Sudan has promised action to re-impose order in the western region of Darfur, where pro-government Arab militias have been accused of ethnic cleansing.
The refugees are getting used to high-profile visits
The Sudanese foreign minister said more security forces would be sent to the area to provide security.
He was speaking ahead of UN Secretary General Kofi Annan's visit to Darfur, hot on the heels of US Secretary of State Colin Powell.
The US has drafted a UN resolution to impose sanctions on the militias.
Mr Powell warned that Sudan must take action "within days or weeks" or face UN Security Council action.
The Janjaweed militias are accused of terrifying black African villagers and driving about a million people from their homes.
Mr Annan is visiting one of the many camps for displaced people near the North Darfur capital, El Fasher.
He will then travel to neighbouring Chad, where some 100,000 refugees have fled from Darfur.
Chad fears the conflict could spread across the border.
Top UN humanitarian official Jan Egeland has warned that the villagers who had been forced to flee were very scared and did not want to go home.
Mr Egeland - under-secretary-general for humanitarian affairs - said the Janjaweed continued to carry out human rights abuses, and rape and sexual abuse were rampant.
There have been widespread reports of men and women being attacked when they left their camps to search for food or firewood.
The draft plan would authorise an arms embargo and ban on training for the Janjaweed.
It would also impose a travel ban on Janjaweed members named on a list compiled by a Security Council committee set up to monitor the sanctions.
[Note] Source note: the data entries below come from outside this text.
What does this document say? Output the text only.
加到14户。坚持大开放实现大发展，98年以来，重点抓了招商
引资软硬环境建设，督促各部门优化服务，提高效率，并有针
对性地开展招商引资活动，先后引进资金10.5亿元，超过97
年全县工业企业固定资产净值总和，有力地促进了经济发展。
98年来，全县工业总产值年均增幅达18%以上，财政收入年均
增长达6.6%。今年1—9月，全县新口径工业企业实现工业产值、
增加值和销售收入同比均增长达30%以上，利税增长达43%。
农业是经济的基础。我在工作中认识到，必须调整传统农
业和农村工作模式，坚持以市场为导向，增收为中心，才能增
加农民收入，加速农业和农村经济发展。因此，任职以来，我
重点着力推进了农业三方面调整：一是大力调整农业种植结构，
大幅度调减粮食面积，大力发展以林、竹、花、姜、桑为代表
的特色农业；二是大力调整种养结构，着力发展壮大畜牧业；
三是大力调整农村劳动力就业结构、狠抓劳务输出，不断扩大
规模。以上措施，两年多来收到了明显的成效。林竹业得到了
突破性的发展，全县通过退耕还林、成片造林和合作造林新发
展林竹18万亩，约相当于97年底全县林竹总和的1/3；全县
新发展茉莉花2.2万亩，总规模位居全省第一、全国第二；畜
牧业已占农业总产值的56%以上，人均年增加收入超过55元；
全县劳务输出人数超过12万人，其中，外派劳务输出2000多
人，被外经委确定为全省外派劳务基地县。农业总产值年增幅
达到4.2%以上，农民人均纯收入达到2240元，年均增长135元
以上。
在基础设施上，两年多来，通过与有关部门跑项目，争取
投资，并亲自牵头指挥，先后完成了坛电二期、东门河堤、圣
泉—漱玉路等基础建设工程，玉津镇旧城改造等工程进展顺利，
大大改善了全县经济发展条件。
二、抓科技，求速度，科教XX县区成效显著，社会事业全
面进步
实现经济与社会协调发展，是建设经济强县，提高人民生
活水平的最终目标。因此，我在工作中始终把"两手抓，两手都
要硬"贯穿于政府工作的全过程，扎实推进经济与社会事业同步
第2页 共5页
The draft resolution also requires the Council to decide after 30 days whether the arms embargo and travel ban against the militias should be extended to others "responsible for the commission of atrocities in Darfur".
It also endorses sending monitors from the African Union to Darfur and calls for a further team of human rights monitors to be despatched by the UN.
But a former governor of Darfur, Ahmed Diraige, told the BBC's World Today programme that the embargoes on the Janjaweed have "no meaning".
Speaking of the travel ban he explained "these are local militias, they have never been outside their territories... their movements are internal, they are moving from village to village destroying and killing people".
He said the arms embargo would be similarly ineffective:
"The militias get their arms internally. The arms are in the country, they buy them on the black market, they buy them from other militias and soldiers. So really an arms embargo would only really be effective against the government."
Sudanese Foreign Minister Mustafa Ismail told reporters on Wednesday: "We will combat any militias and Janjaweed so that we secure the protection of civilians."
The BBC's Ishbel Matheson in Khartoum says the government has made similar pledges before.
The US and the UN, she says, are now insisting that they should be turned into reality.
Hundreds of Darfur villages have been deserted
Mr Ismail also promised to lift any restrictions on humanitarian workers in Darfur.
Earlier on Wednesday Mr Powell visited a camp in Darfur, where he was cheered by thousands of refugees.
Mr Powell's motorcade was instantly mobbed as it entered Abu Shouk camp.
The UN has described Darfur as "the worst humanitarian crisis in the world".
The crisis developed after two rebel groups took up arms against the government in February of last year, demanding more rights for black Africans.
At least 10,000 people have been killed.
A ceasefire was signed earlier this year, but frequent violations have been reported.
Meanwhile, the US State Department has said it has received intelligence warnings of terror attacks against US and Western interests in Sudan.
It has renewed its advice to US citizens not to travel to Sudan.